Софья и Галина, самые улыбчивые девушки, всегда озарявшие общество хорошим настроением, обнялись. Многие завидовали им в этот миг, особенно Аня, которая до последней минуты надеялась попасть в 586-й истребительный. Но ее имя так и не прозвучало. А ведь во время испытаний она проявила себя блестяще, энергично атаковала инструктора, и тоже успешно.

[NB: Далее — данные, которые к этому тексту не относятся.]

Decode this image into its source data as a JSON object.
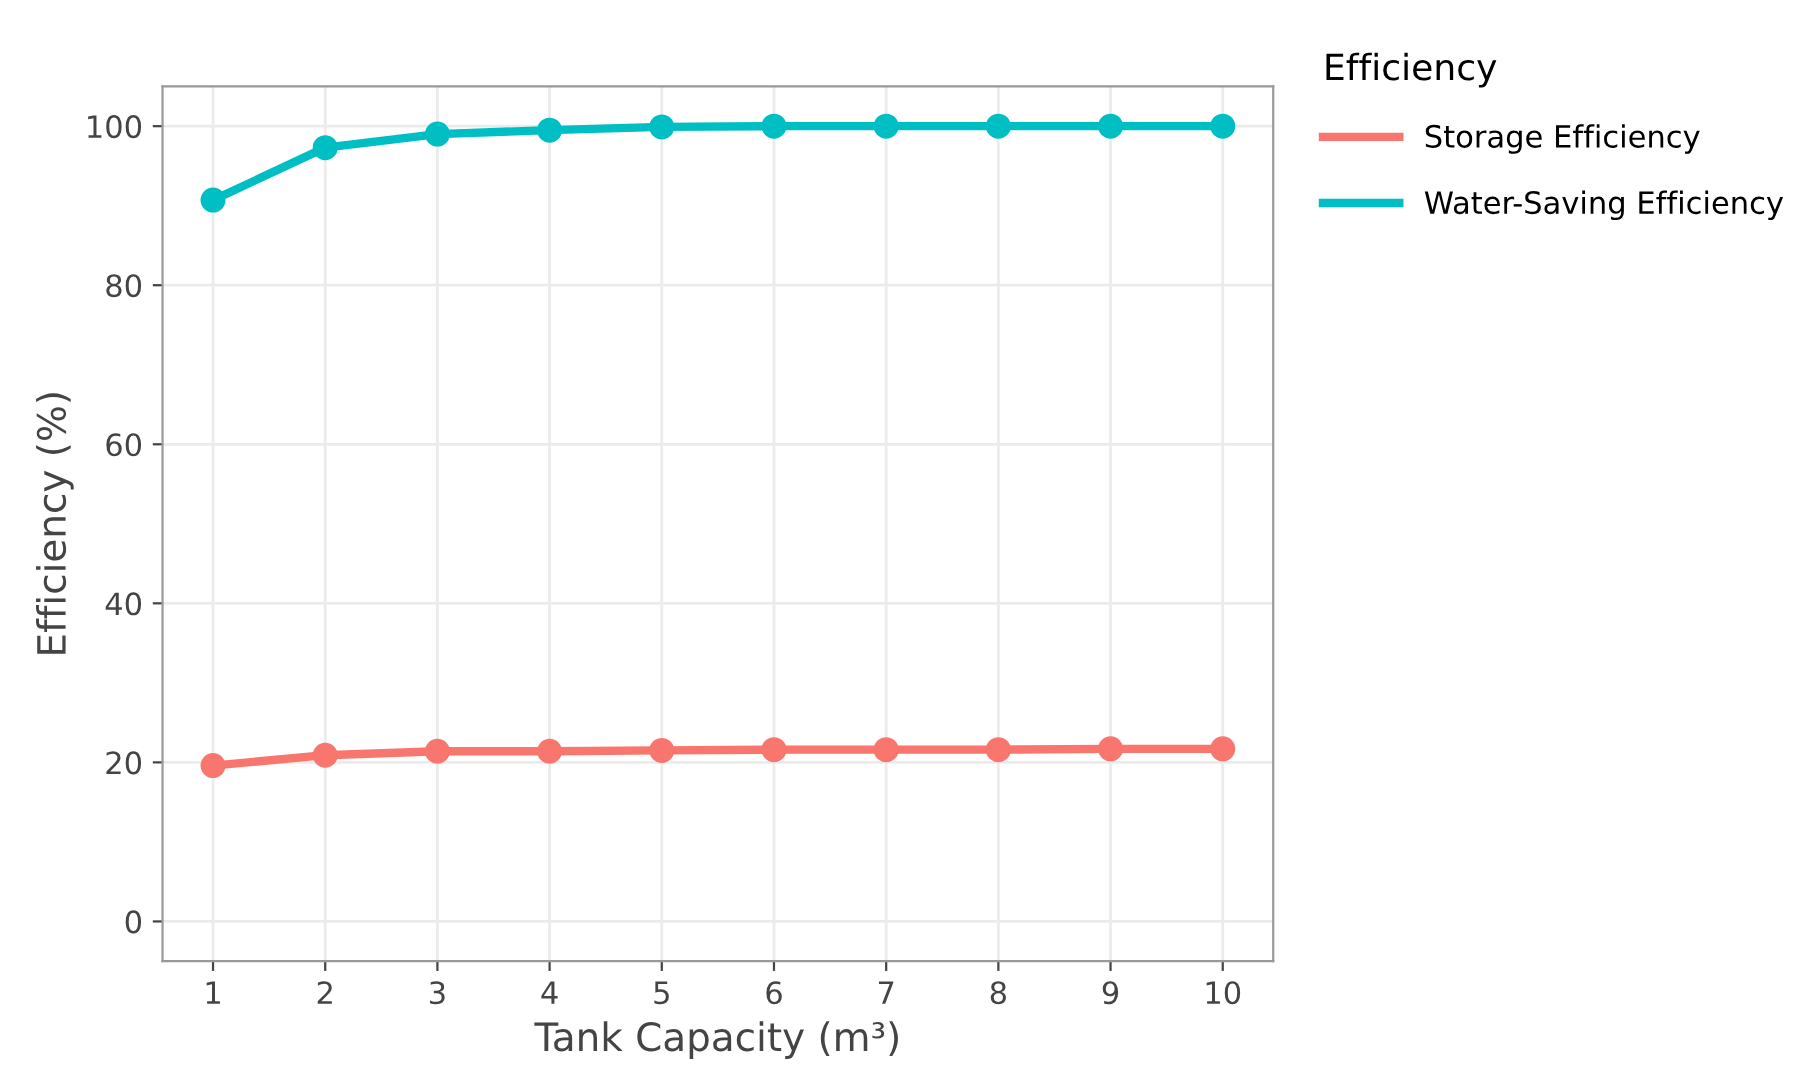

Был оглашен список назначений в дневной бомбардировочный полк, потом — в ночной. Софья, Оксана, Вера и Галина смотрели на Аню и Татьяну сочувственно. Аня получила назначение последней.
— Анна Любимова, ночной бомбардировочный полк.
Эти слова прозвучали хлесткой пощечиной.
— Зато мы с тобой будем вместе, — пыталась утешить ее Татьяна.
В ночном бомбардировочном полку средний возраст девушек был не больше двадцати трех лет, и некоторые из них проклинали свою молодость, думая, что их сочли недостаточно опытными. Но Аня знала, что Вере и Оксане только двадцать два. А что до нее, решающим оказалось совсем другое.
Все выяснилось, когда снова грянула музыка и продолжились танцы. К Ане протиснулся Голюк и прошептал на ухо леденящим голосом, от которого возмущенная Аня онемела:
— Я посчитал, товарищ, что твои ночные тренировки, к тому же проходившие тайно и оставшиеся незамеченными, вооружили тебя навыками ночного пилотирования. Я не смог не предложить майору Расковой поменять местами вас с Галиной.
Начиналось лучшее время года, время стрекоз, и Аня сдержала слезы.
Глава 20
Кончалось лучшее время года, и последние стрекозы к ночи цепенели. Вот уже пять дней Павел с Василием шли по бездорожью, их общение теперь сводилось к невнятному бормотанию, сопровождаемому жестом, означавшим: «Передай мне чай» или «Дай хлеба». Это вынужденное молчание, выключенный телефон и ежедневные двенадцатичасовые переходы давали Павлу неограниченную возможность злиться на себя и на дядю.
Павел ожидал и готовился выслушивать какую-нибудь традиционную нудятину про шанс, выпавший молодому поколению. «У нас не было ничего, мы были нищие. У вас есть выбор — и что вы делаете? Что делаешь ты, Павел, с выбором, который тебе дан? Но не говори, что тебя ничто не интересует! Ничто не стоит усилий, незачем брать на себя обязательства?»
Но нет, Василий упорно молчал. И это было хуже всяких проповедей. Павлу нравилось провоцировать, разочаровывать, возбуждать любовь или ненависть — что угодно, любой интерес к своей персоне. Но дядя не обращал на него внимания, пренебрегал им, а подчас, казалось, даже удивлялся его присутствию. Павел был на взводе.
Павлу хотелось удрать, вернуться к привычной жизни, но они давно оставили позади проторенные тропинки и шли по болотам и пустошам, где не ступала нога человека. Павел не смог бы вернуться в одиночку по памяти, да еще эти бесконечные дожди и ветры, срывающие с деревьев листья и стирающие следы их стоянок.
Сейчас они вошли в хвойный лес, который становился все гуще.
Вдруг Павел неожиданно для себя нарушил привычное молчание.
— Василий, мы идем уже несколько дней, — сказал он осипшим голосом, — но я не понимаю, как ты ориентируешься, где мы находимся и куда движемся.
Дядя обернулся, по его лицу скользнула улыбка.
— Не люблю делиться своими секретами… Да смотри, куда ставишь ноги! А то пропадешь, как твой приятель!